I could tell you about the killer coconut ice cream I discovered on Maui’s Road to Hāna—or the sugar-crusted banana bread, hand-blended orange chocolate, freshly-caught fish, or variety of lilikoi (AKA passionfruit)-spiked foods devoured during my recent long weekend on the island. But instead, I’m writing a love note to a far less Instagrammable Hawaiian food: chili pepper water.
I’ll be honest—as someone with a pathetically low spicy-food tolerance, I almost turned down my first taste of chili pepper water when it was offered to me as part of an egg-and-veggie breakfast at the Travaasa Hāna experiential resort. Yes, I was rejecting it for its name alone. (Pepper water? No thanks.) But I’ll be forever grateful for the waitress who insisted I give it a chance, because she’s essentially the matchmaker who set me up with my condiment soulmate.
Chili pepper water contains a lot of the same ingredients as sriracha—chili peppers, garlic, vinegar, water, salt—but is much lower in sugar. This is helpful if, like me, your vacation meal plan already involves a lot of sugar. (See the aforementioned coconut ice cream, banana bread, chocolate, and lilikoi everything.) It also looks a lot different than its distant hot sauce cousin. Whereas sriracha is fire-engine red and fairly opaque, chili pepper water is quite literally water infused with its various ingredients. This makes it a lot less spicy than sriracha, but still with the same ability to make just about every meal taste a million times better.
James Watts, executive chef at Travaasa Hāna, concurs. “People put it on everything—poke, kalua pork, seared steaks off the BBQ, raw fish seasoned with just chili water and sea salt,” he says. “[You’ll see] guys fishing at the beach and taking shots of chili water with their beer.” I personally couldn’t get enough of it atop a simple breakfast of over-easy eggs, rice, steamed purple sweet potatoes, and sautéed spinach.
Watts says the exact origins of chili pepper water are a bit of a mystery, but as Maui Magazine reports, the condiment has gone through a variety of iterations since it first became popular in Hawaii in the 1800s. “The type of vinegar and the amount used make a big change in the flavor,” he explains. “Some put raw ginger, others don’t. I make mine with onion, black peppercorns, coriander seed, mustard seed, and apple cider vinegar.” The result, says the former North Carolina resident, tastes similar to “traditional Carolina BBQ.”

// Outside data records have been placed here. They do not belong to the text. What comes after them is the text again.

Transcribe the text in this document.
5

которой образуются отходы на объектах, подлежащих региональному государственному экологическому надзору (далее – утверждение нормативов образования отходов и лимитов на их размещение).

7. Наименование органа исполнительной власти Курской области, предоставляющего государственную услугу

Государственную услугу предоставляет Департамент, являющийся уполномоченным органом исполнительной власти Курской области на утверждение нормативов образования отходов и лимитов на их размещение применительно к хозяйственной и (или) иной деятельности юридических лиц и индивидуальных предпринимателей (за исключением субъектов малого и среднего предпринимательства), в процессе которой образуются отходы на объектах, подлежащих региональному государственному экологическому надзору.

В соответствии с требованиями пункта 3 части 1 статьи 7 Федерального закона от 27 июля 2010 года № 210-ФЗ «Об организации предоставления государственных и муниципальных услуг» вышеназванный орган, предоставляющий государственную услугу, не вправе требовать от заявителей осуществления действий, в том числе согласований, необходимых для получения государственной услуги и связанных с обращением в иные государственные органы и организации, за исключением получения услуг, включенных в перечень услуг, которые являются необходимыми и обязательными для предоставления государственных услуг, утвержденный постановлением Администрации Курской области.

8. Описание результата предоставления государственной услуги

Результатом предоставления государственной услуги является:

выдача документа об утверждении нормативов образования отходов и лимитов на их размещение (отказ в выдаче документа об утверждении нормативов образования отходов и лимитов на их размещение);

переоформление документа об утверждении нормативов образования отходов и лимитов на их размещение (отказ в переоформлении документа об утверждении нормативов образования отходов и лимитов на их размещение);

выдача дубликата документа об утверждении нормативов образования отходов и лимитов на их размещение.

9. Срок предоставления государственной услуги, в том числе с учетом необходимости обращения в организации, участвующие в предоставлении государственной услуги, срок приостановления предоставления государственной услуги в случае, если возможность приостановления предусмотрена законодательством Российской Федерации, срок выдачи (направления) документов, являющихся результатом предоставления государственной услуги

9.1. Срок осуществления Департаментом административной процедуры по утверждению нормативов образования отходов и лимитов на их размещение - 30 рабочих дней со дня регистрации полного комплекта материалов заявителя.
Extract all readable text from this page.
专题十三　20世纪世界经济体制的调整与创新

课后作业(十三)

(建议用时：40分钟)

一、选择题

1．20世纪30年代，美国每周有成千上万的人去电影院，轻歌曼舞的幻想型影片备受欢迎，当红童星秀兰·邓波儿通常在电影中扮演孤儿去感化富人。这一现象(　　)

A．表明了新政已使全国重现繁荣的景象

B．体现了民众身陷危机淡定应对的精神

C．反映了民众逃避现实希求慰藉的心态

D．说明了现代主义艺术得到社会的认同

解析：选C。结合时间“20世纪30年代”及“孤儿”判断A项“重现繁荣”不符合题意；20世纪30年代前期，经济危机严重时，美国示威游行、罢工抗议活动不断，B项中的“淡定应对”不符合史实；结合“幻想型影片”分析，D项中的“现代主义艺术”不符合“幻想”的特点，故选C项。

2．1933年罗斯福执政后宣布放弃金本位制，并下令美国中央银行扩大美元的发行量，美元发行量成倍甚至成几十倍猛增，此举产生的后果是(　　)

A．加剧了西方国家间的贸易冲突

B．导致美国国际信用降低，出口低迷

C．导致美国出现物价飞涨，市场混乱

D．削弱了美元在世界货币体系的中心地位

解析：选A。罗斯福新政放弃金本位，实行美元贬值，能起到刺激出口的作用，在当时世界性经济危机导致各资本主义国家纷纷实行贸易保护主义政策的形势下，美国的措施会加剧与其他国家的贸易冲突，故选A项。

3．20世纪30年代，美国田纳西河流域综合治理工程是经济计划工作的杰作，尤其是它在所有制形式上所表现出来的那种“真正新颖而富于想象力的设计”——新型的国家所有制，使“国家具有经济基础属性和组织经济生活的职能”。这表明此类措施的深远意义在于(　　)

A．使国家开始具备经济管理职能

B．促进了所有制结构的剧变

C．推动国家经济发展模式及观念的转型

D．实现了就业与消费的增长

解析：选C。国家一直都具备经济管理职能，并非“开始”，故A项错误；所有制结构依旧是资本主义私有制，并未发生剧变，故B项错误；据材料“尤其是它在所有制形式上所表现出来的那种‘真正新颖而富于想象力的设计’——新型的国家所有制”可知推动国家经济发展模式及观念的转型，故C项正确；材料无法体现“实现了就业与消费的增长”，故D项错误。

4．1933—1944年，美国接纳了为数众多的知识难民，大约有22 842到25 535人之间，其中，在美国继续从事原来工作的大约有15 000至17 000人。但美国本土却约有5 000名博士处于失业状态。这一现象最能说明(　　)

Since I returned to the mainland, I’ve been pining for chili pepper water nonstop—seriously, guys, I’ve got it bad. Luckily for me (and for all of you reading this), the hot sauce is super easy to DIY at home. Keep reading for Watts’ variation on the traditional recipe and prepare to fall in love at first bite.
Travaasa Hāna chef James Watts’ chili pepper water recipe
1/2 cup sliced yellow onion
4 chopped garlic cloves (about 2.5 Tbsp)
3 chopped Hawaiian chili peppers or birds eye chilis (Option to substitute 1 deseeded jalapeño if needed)
1 Tbsp black peppercorn
1 Tbsp coriander seed
1 Tbsp mustard seed
1 Tbsp sea salt
2 cups water
1 cup apple cider vinegar
1 tsp sugar
1. Sweat yellow onion with chopped garlic cloves until soft.
2. Add chili peppers, spices, and salt.
3. Sauté until fragrant and add water and apple cider vinegar. Bring to a simmer.
4. Remove from heat and add sugar.
5. Either blend on high, which is Hāna style, or leave it unblended and pour into a salad dressing bottle with a small hole that will allow the water-vinegar to be strained away from the additional ingredients upon application.
6. Let the mixture cool to room temperature and then refrigerate for 2 days to let the flavors marry completely before using.